I'm still learning the intricate C ways so please give me a hand :)

Bye
T-

Recommended Answers

All 4 Replies

I get the impression that you're looking for a variant type. C isn't good at that, so you might consider something more along these lines:

#include <stdio.h>

#define TYPEA 0
#define TYPEB 1

struct my_struct {
  int type;
  void *data;
};

struct a {
  double x;
};

struct b {
  int x;
};

int main ( void )
{
  struct a foo = { 1.23 };
  struct b bar = { 123 };
  struct my_struct my_array[] = {
    { TYPEA },
    { TYPEB }
  };

  my_array[TYPEA].data = &foo;
  my_array[TYPEB].data = &bar;

  printf ( "TYPEA: %f\nTYPEB: %d\n", 
    ( (struct a*)my_array[TYPEA].data )->x,
    ( (struct b*)my_array[TYPEB].data )->x );

  return 0;
}

A pointer to void is the generic type in C, but it can be awkward to use in some cases.

Thanks for the reply,

But I still have one question: how can you explain the fact that you can fill the array this way?:

struct my_struct my_array[] = {
    { TYPEA },
    { TYPEB }
  };

without nothing for the data field?

And the one reason I needed pointers to structures, is to be able to call them to get a size, and not fill them immediately.
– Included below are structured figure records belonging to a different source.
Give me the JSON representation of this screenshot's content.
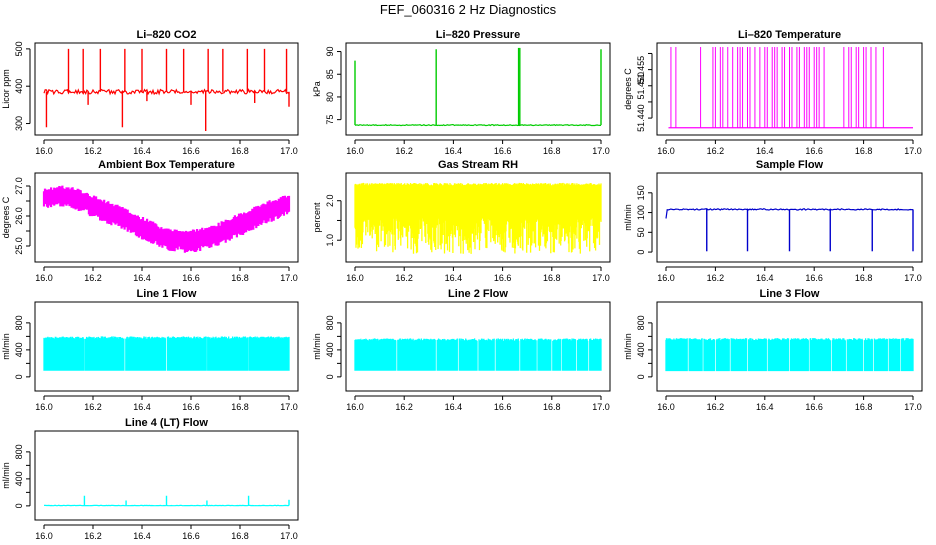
{
  "page_title": "FEF_060316  2 Hz Diagnostics",
  "chart_data": [
    {
      "type": "line",
      "title": "Li–820 CO2",
      "ylabel": "Licor ppm",
      "xlim": [
        16.0,
        17.0
      ],
      "ylim": [
        280,
        505
      ],
      "x_ticks": [
        "16.0",
        "16.2",
        "16.4",
        "16.6",
        "16.8",
        "17.0"
      ],
      "y_ticks": [
        300,
        400,
        500
      ],
      "color": "#ff0000",
      "baseline": 385,
      "noise": 6,
      "spikes_up": [
        {
          "x": 16.1,
          "y": 500
        },
        {
          "x": 16.16,
          "y": 500
        },
        {
          "x": 16.23,
          "y": 500
        },
        {
          "x": 16.33,
          "y": 500
        },
        {
          "x": 16.4,
          "y": 500
        },
        {
          "x": 16.5,
          "y": 500
        },
        {
          "x": 16.57,
          "y": 500
        },
        {
          "x": 16.67,
          "y": 500
        },
        {
          "x": 16.73,
          "y": 500
        },
        {
          "x": 16.83,
          "y": 500
        },
        {
          "x": 16.9,
          "y": 500
        },
        {
          "x": 16.99,
          "y": 500
        }
      ],
      "spikes_down": [
        {
          "x": 16.01,
          "y": 290
        },
        {
          "x": 16.18,
          "y": 350
        },
        {
          "x": 16.32,
          "y": 290
        },
        {
          "x": 16.42,
          "y": 360
        },
        {
          "x": 16.6,
          "y": 350
        },
        {
          "x": 16.66,
          "y": 280
        },
        {
          "x": 16.86,
          "y": 355
        },
        {
          "x": 17.0,
          "y": 345
        }
      ]
    },
    {
      "type": "line",
      "title": "Li–820 Pressure",
      "ylabel": "kPa",
      "xlim": [
        16.0,
        17.0
      ],
      "ylim": [
        72.5,
        91
      ],
      "x_ticks": [
        "16.0",
        "16.2",
        "16.4",
        "16.6",
        "16.8",
        "17.0"
      ],
      "y_ticks": [
        75,
        80,
        85,
        90
      ],
      "color": "#00cc00",
      "baseline": 73.8,
      "noise": 0.1,
      "spikes_up": [
        {
          "x": 16.0,
          "y": 88
        },
        {
          "x": 16.33,
          "y": 90.5
        },
        {
          "x": 16.665,
          "y": 90.8
        },
        {
          "x": 16.67,
          "y": 90.8
        },
        {
          "x": 17.0,
          "y": 90.5
        }
      ],
      "spikes_down": []
    },
    {
      "type": "line",
      "title": "Li–820 Temperature",
      "ylabel": "degrees C",
      "xlim": [
        16.0,
        17.0
      ],
      "ylim": [
        51.436,
        51.462
      ],
      "x_ticks": [
        "16.0",
        "16.2",
        "16.4",
        "16.6",
        "16.8",
        "17.0"
      ],
      "y_ticks": [
        51.44,
        51.445,
        51.45,
        51.455,
        51.46
      ],
      "y_tick_labels": [
        "51.440",
        "",
        "51.450",
        "51.455",
        ""
      ],
      "color": "#ff00ff",
      "baseline": 51.437,
      "high": 51.462,
      "pulses": [
        0.02,
        0.04,
        0.14,
        0.19,
        0.2,
        0.22,
        0.23,
        0.25,
        0.27,
        0.29,
        0.3,
        0.31,
        0.33,
        0.34,
        0.36,
        0.38,
        0.4,
        0.41,
        0.43,
        0.44,
        0.45,
        0.47,
        0.48,
        0.5,
        0.51,
        0.53,
        0.54,
        0.56,
        0.57,
        0.58,
        0.6,
        0.61,
        0.62,
        0.64,
        0.72,
        0.74,
        0.75,
        0.77,
        0.78,
        0.8,
        0.81,
        0.83,
        0.85,
        0.88
      ]
    },
    {
      "type": "line",
      "title": "Ambient Box Temperature",
      "ylabel": "degrees C",
      "xlim": [
        16.0,
        17.0
      ],
      "ylim": [
        24.6,
        27.3
      ],
      "x_ticks": [
        "16.0",
        "16.2",
        "16.4",
        "16.6",
        "16.8",
        "17.0"
      ],
      "y_ticks": [
        25.0,
        25.5,
        26.0,
        26.5,
        27.0
      ],
      "y_tick_labels": [
        "25.0",
        "",
        "26.0",
        "",
        "27.0"
      ],
      "color": "#ff00ff",
      "band_hi": [
        [
          16.0,
          26.95
        ],
        [
          16.1,
          27.05
        ],
        [
          16.2,
          26.7
        ],
        [
          16.3,
          26.4
        ],
        [
          16.4,
          26.0
        ],
        [
          16.5,
          25.6
        ],
        [
          16.6,
          25.55
        ],
        [
          16.7,
          25.75
        ],
        [
          16.8,
          26.1
        ],
        [
          16.9,
          26.5
        ],
        [
          17.0,
          26.75
        ]
      ],
      "band_lo": [
        [
          16.0,
          26.25
        ],
        [
          16.1,
          26.3
        ],
        [
          16.2,
          25.95
        ],
        [
          16.3,
          25.6
        ],
        [
          16.4,
          25.2
        ],
        [
          16.5,
          24.85
        ],
        [
          16.6,
          24.75
        ],
        [
          16.7,
          24.95
        ],
        [
          16.8,
          25.3
        ],
        [
          16.9,
          25.7
        ],
        [
          17.0,
          26.05
        ]
      ]
    },
    {
      "type": "line",
      "title": "Gas Stream RH",
      "ylabel": "percent",
      "xlim": [
        16.0,
        17.0
      ],
      "ylim": [
        0.55,
        2.6
      ],
      "x_ticks": [
        "16.0",
        "16.2",
        "16.4",
        "16.6",
        "16.8",
        "17.0"
      ],
      "y_ticks": [
        1.0,
        1.5,
        2.0
      ],
      "y_tick_labels": [
        "1.0",
        "",
        "2.0"
      ],
      "color": "#ffff00",
      "band_top": 2.45,
      "band_bottom": 1.55,
      "min_value": 0.65
    },
    {
      "type": "line",
      "title": "Sample Flow",
      "ylabel": "ml/min",
      "xlim": [
        16.0,
        17.0
      ],
      "ylim": [
        -15,
        190
      ],
      "x_ticks": [
        "16.0",
        "16.2",
        "16.4",
        "16.6",
        "16.8",
        "17.0"
      ],
      "y_ticks": [
        0,
        50,
        100,
        150
      ],
      "color": "#0000cc",
      "baseline": 108,
      "noise": 1.5,
      "spikes_up": [],
      "spikes_down": [
        {
          "x": 16.165,
          "y": 2
        },
        {
          "x": 16.33,
          "y": 2
        },
        {
          "x": 16.5,
          "y": 2
        },
        {
          "x": 16.665,
          "y": 2
        },
        {
          "x": 16.835,
          "y": 2
        },
        {
          "x": 17.0,
          "y": 2
        }
      ],
      "start_value": 85
    },
    {
      "type": "line",
      "title": "Line 1 Flow",
      "ylabel": "ml/min",
      "xlim": [
        16.0,
        17.0
      ],
      "ylim": [
        -150,
        1050
      ],
      "x_ticks": [
        "16.0",
        "16.2",
        "16.4",
        "16.6",
        "16.8",
        "17.0"
      ],
      "y_ticks": [
        0,
        200,
        400,
        600,
        800
      ],
      "y_tick_labels": [
        "0",
        "",
        "400",
        "",
        "800"
      ],
      "color": "#00ffff",
      "band_top": 600,
      "band_bottom": 90,
      "gaps": [
        16.165,
        16.33,
        16.5,
        16.665,
        16.835
      ]
    },
    {
      "type": "line",
      "title": "Line 2 Flow",
      "ylabel": "ml/min",
      "xlim": [
        16.0,
        17.0
      ],
      "ylim": [
        -150,
        1050
      ],
      "x_ticks": [
        "16.0",
        "16.2",
        "16.4",
        "16.6",
        "16.8",
        "17.0"
      ],
      "y_ticks": [
        0,
        200,
        400,
        600,
        800
      ],
      "y_tick_labels": [
        "0",
        "",
        "400",
        "",
        "800"
      ],
      "color": "#00ffff",
      "band_top": 570,
      "band_bottom": 90,
      "gaps": [
        16.17,
        16.33,
        16.42,
        16.5,
        16.57,
        16.67,
        16.74,
        16.8,
        16.84,
        16.9,
        16.95
      ]
    },
    {
      "type": "line",
      "title": "Line 3 Flow",
      "ylabel": "ml/min",
      "xlim": [
        16.0,
        17.0
      ],
      "ylim": [
        -150,
        1050
      ],
      "x_ticks": [
        "16.0",
        "16.2",
        "16.4",
        "16.6",
        "16.8",
        "17.0"
      ],
      "y_ticks": [
        0,
        200,
        400,
        600,
        800
      ],
      "y_tick_labels": [
        "0",
        "",
        "400",
        "",
        "800"
      ],
      "color": "#00ffff",
      "band_top": 575,
      "band_bottom": 85,
      "gaps": [
        16.09,
        16.15,
        16.2,
        16.26,
        16.33,
        16.41,
        16.5,
        16.58,
        16.67,
        16.73,
        16.8,
        16.84,
        16.9,
        16.95
      ]
    },
    {
      "type": "line",
      "title": "Line 4 (LT) Flow",
      "ylabel": "ml/min",
      "xlim": [
        16.0,
        17.0
      ],
      "ylim": [
        -150,
        1050
      ],
      "x_ticks": [
        "16.0",
        "16.2",
        "16.4",
        "16.6",
        "16.8",
        "17.0"
      ],
      "y_ticks": [
        0,
        200,
        400,
        600,
        800
      ],
      "y_tick_labels": [
        "0",
        "",
        "400",
        "",
        "800"
      ],
      "color": "#00ffff",
      "baseline": 5,
      "noise": 3,
      "spikes_up": [
        {
          "x": 16.165,
          "y": 150
        },
        {
          "x": 16.335,
          "y": 80
        },
        {
          "x": 16.5,
          "y": 150
        },
        {
          "x": 16.665,
          "y": 80
        },
        {
          "x": 16.835,
          "y": 150
        },
        {
          "x": 17.0,
          "y": 90
        }
      ],
      "spikes_down": []
    }
  ]
}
Do you think that can be done with this method?

Thanks for the reply,

But I still have one question: how can you explain the fact that you can fill the array this way?:

struct my_struct my_array[] = {
    { TYPEA },
    { TYPEB }
  };

without nothing for the data field?

And the one reason I needed pointers to structures, is to be able to call them to get a size, and not fill them immediately. Do you think that can be done with this method?
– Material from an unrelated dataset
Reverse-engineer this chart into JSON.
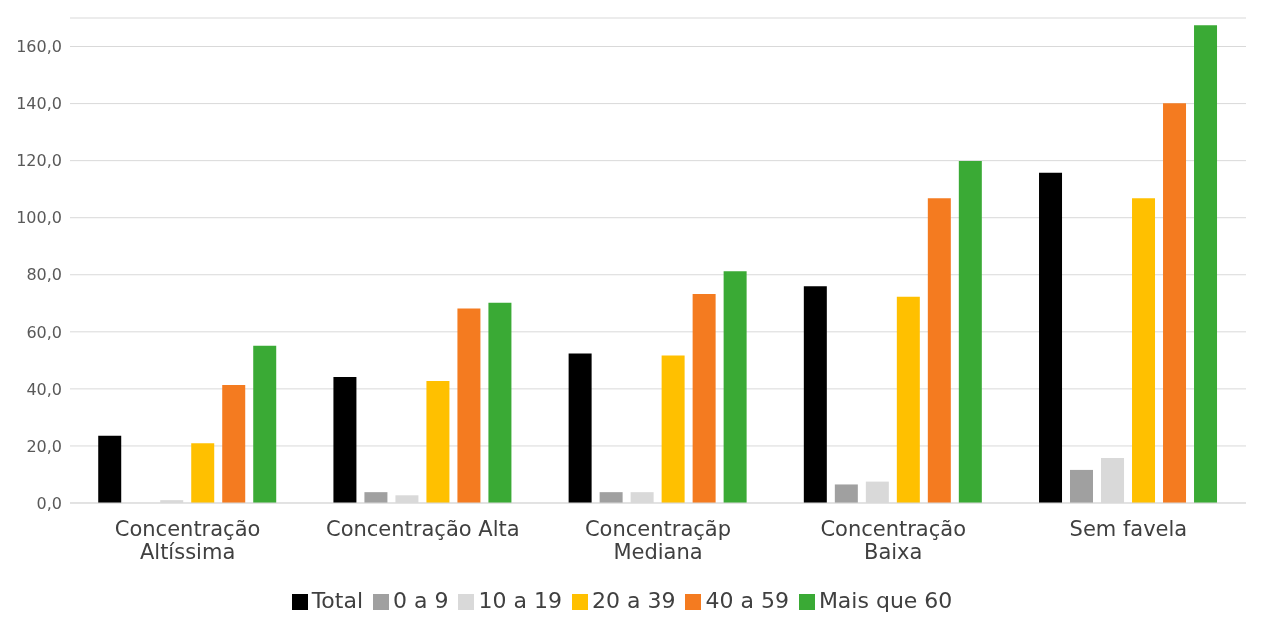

If that's a problem then try:

struct my_struct my_array[] = {
    { TYPEA, NULL },
    { TYPEB, NULL }
  };

>how can you explain the fact that you can fill the array this way?
The members I didn't explicitly initialize get default initialized to 0. In the case of a pointer, zero initialization is a null pointer.

>Do you think that can be done with this method?
I want to say yes, but your question is vague enough that I can't be sure. When you say you want to get a size, do you mean a size of the array (such as a dynamic array)?